Yahudi karakterlerinden biri olan “Korkak bir millettir” maddesine devam edelim.

Yahudi tarihini incelediğimizde; ne kadar korkak olduklarını, özellikle ölümden ne kadar çok korktuklarını daha iyi anlamış oluruz.

Tarihte mal veya can ile bedel ödeme söz konusu olduğunda Yahudiler hep gerisin geriye kaçmışlar. Ya bir bahane uydurarak ipe un sermişler ya da korkaklıklarını gizleyemeden müttefiklerini yüz üstü bırakmışlar.

Zaten bilindiği gibi Yahudiler peygamberlerini savaşlarda hep yalnız bırakmakla meşhurdurlar.

Onları Firavun’un zulmünden kurtararak sahil-i selamete çıkartan Hz. Musa’ya (Aleyhisselam) “Sen ve Rabbin gidin savaşın; biz burada oturacağız” (Maide Suresi 54. Ayet) diye cevap vererek kaypaklıklarını ve korkaklıklarını tescil etmişlerdi.

Sadece Hz. Musa (Aleyhisselam) için değil hem Efendimiz (Sallahu Aleyhi Vesellem)  döneminde hem birçok peygamber döneminde hem de günümüze kadar ki Yahudi tarihinde onların düşmanlarının karşısına çıkıp yiğitçe savaştıkları ya da mertçe ileri atıldıklarını göremezsiniz.

Ya sağlam kaleler arkasında ahkâm kesmişler ya da kendilerini güvende hissettikleri yerlerde sözde meydan okumuşlar. Ancak ne zaman savaş meydanlarında ve hayatın gerçekleriyle karşı karşıya kalmışlarsa o zaman zelil olmuşlar, rezil olmuşlar ve dünyaya ibret olmuşlar.

Rabbimiz (c.c) buyuruyor, “Onlar toplu olarak sizinle savaşamazlar; ancak müstahkem kaleler içinde veya siperlerin arkasından korka korka savaşırlar…” (Haşr Suresi 14. Ayet)

Evet, Yahudiler Müslümanlarla topluca ya da yüz yüze yiğitçe savaşamazlar, ya korunaklı kalelerin, tankların, demir kubbelerin ardına saklanırlar ya da duvarların arkasında korkarak savaşmak zorunda kalırlar.

Bu melun topluluğun bir yıldır Gazze başta olmak üzere orta doğuda yaptığı soykırım ve katliam onların cesur ve yiğitliklerinden değildir. Bilakis korkak oluşlarından ve Müslümanlar arasındaki tefrika ve dağınıklıklarındandır. Yoksa Yahudiler dünyanın en korkak milletidir.

Ayrıca Yahudiler ölümden çok korkarlar.

Çünkü ölüm, dünyaya dört elle sarılmış ve dünya sefası için yaşayan bir toplum için acı bir yok oluştur.
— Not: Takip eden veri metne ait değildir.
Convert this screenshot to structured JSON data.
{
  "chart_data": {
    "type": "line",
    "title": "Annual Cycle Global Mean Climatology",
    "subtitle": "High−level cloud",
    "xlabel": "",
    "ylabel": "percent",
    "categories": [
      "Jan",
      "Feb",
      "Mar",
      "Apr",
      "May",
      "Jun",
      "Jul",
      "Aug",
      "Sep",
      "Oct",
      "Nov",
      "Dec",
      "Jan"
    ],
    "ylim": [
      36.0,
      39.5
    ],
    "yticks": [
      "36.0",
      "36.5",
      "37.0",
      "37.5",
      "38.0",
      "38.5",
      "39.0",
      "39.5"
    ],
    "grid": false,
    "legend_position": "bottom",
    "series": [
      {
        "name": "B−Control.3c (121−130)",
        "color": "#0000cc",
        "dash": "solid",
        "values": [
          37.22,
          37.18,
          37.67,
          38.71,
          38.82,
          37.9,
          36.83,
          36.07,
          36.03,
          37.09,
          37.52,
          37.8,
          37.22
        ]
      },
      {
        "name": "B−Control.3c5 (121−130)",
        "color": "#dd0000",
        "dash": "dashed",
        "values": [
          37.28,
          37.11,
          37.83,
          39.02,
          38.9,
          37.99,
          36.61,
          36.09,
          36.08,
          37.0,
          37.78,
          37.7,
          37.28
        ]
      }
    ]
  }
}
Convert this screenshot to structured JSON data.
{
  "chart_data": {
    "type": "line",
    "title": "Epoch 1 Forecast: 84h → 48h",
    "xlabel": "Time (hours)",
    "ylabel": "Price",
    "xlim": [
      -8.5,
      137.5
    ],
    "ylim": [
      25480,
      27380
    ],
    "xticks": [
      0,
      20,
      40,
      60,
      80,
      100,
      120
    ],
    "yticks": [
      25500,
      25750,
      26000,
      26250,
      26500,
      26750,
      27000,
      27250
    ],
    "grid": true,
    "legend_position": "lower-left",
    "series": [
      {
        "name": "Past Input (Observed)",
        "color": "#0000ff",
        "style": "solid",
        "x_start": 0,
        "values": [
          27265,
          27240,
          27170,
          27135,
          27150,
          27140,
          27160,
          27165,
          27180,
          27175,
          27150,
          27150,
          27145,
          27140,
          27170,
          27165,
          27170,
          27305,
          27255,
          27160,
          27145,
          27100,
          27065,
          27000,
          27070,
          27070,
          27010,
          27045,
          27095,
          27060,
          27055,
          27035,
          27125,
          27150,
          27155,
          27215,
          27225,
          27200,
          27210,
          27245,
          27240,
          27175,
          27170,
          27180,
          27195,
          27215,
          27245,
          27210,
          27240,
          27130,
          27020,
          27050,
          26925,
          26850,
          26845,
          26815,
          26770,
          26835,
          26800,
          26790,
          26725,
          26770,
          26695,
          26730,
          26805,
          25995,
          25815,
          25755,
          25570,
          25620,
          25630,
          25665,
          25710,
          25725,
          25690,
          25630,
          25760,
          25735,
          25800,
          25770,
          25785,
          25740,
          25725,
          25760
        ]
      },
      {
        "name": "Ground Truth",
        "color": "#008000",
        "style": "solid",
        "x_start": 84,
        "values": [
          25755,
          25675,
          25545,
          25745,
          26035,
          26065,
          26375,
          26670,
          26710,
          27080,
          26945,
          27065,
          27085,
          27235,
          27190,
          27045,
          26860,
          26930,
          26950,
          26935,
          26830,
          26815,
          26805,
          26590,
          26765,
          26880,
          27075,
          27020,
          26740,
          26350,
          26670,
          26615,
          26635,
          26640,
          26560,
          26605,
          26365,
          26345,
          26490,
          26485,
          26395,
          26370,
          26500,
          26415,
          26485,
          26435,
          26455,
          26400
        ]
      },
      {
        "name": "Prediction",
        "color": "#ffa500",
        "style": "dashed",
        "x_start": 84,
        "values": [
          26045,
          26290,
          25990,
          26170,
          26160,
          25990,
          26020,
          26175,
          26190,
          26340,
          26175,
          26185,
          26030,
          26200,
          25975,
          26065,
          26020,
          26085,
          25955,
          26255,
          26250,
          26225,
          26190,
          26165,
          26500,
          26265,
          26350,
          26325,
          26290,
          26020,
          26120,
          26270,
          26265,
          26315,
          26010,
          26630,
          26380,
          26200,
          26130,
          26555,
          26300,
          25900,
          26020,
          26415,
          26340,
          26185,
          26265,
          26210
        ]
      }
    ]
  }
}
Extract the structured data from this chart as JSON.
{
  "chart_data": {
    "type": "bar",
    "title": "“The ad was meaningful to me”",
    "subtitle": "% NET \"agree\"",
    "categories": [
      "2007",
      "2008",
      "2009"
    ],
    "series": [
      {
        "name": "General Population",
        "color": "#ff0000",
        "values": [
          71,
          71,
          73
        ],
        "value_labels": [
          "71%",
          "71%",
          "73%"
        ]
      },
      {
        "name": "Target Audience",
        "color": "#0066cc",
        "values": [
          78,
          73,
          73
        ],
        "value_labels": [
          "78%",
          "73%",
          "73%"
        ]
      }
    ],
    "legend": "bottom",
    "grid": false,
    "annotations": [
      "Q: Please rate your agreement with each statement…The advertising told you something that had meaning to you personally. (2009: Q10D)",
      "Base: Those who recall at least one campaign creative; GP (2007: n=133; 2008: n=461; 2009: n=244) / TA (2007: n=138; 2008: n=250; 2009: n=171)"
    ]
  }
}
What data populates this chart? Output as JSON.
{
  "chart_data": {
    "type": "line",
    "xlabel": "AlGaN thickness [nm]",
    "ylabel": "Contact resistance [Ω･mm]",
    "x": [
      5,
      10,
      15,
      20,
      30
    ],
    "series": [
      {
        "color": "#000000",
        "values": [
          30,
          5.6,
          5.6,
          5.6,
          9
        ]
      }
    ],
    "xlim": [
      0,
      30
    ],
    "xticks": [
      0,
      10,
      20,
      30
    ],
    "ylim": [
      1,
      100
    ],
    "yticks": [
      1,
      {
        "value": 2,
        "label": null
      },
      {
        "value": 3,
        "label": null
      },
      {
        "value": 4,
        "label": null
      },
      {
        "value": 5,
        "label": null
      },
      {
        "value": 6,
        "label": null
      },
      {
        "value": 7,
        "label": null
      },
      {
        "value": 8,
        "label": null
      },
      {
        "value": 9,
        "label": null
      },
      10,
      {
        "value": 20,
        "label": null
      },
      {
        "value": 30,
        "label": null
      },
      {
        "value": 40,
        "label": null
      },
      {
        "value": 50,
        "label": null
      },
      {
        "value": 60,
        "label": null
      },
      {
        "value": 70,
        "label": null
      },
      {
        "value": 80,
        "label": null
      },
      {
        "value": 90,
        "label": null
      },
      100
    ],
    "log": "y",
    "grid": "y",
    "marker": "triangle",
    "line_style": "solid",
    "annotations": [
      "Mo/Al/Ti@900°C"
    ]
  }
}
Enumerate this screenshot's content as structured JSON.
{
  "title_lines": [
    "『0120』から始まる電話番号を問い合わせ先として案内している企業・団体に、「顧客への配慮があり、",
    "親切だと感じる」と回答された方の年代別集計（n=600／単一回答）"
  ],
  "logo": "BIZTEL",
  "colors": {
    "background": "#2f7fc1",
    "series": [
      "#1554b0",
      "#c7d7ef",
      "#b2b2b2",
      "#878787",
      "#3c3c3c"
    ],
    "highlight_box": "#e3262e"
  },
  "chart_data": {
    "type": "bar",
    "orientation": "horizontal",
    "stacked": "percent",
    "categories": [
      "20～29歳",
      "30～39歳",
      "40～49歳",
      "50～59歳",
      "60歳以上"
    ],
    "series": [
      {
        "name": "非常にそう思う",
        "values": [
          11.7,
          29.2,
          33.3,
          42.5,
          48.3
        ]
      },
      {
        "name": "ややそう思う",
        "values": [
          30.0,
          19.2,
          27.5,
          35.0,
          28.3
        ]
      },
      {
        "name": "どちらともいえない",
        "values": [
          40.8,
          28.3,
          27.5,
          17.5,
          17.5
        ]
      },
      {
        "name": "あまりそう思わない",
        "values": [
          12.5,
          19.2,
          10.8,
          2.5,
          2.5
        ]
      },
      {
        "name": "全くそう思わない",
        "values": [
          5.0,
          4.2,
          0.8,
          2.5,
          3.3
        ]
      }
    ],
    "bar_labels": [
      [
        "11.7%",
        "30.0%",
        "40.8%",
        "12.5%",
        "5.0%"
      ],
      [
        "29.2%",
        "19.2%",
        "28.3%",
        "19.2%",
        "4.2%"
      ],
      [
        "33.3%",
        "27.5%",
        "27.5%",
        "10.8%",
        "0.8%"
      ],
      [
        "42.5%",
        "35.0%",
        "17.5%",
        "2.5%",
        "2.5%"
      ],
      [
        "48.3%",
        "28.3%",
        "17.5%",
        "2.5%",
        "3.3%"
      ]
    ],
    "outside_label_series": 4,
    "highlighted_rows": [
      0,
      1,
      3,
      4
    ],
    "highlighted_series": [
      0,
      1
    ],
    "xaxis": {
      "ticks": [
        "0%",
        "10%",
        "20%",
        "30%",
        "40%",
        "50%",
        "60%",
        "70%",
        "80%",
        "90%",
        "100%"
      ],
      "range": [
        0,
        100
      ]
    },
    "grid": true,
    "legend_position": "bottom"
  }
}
Dolaysıyla Yahudiler için ölüm; tüm servetlerinin ve zevklerinin sonu olacağı için ondan korktukları kadar hiçbir şeyden korkmazlar.

Ölümden korktuklarının bir diğer sebebi ise, iç dünyalarındaki mutmainsizlik ve boşluktur. Bu boşluğu dünya zevk ve sefasıyla doldurmak istiyorlar ve bir türlü bu sefadan da kopmak istemiyorlar.

Doğrusu Yahudiler zalim olduklarını ve dalalet üzerinde olduklarını da iyi biliyorlar. Ölümden sonra büyük bir azaba duçar olabilecekleri olasılığı ağır bastığı için de dünyada çok yaşamak istiyorlar. Bundan dolayı dünyada yaşamaya olan düşkünlükleri diğer insanlara nazaran çok daha fazladır.

Rabbimiz (c.c) buyuruyor, “Yemin olsun ki, onları insanların yaşamaya en düşkünü olarak bulursun; müşriklerden de çok; her biri ister ki bin sene yaşasın…” (Bakara Suresi 96. Ayet)

Evet, Yahudilerin yaşamaya olan tutkuları ve ölümden korkuları bildiğimizden de fazladır. Ancak ne yazık ki korkak ve sefa düşkünü olan bu lanetli topluluk, İslam âleminin tefrika ve ihtilaflarından dolayı yıllardır Müslümanlara kan kusturuyor.

Ya Rabbi! Ümmet-i Muhammed’e (Sallahu Aleyhi Vesellem)  vahdet nasip et.

Gazze ve Lübnan’da başta olmak üzere korkak Yahudilerin zelil oldukları günleri tez zamanda bize göster.

Bizi de bu mücadelede pay sahibi kıl. Âmin.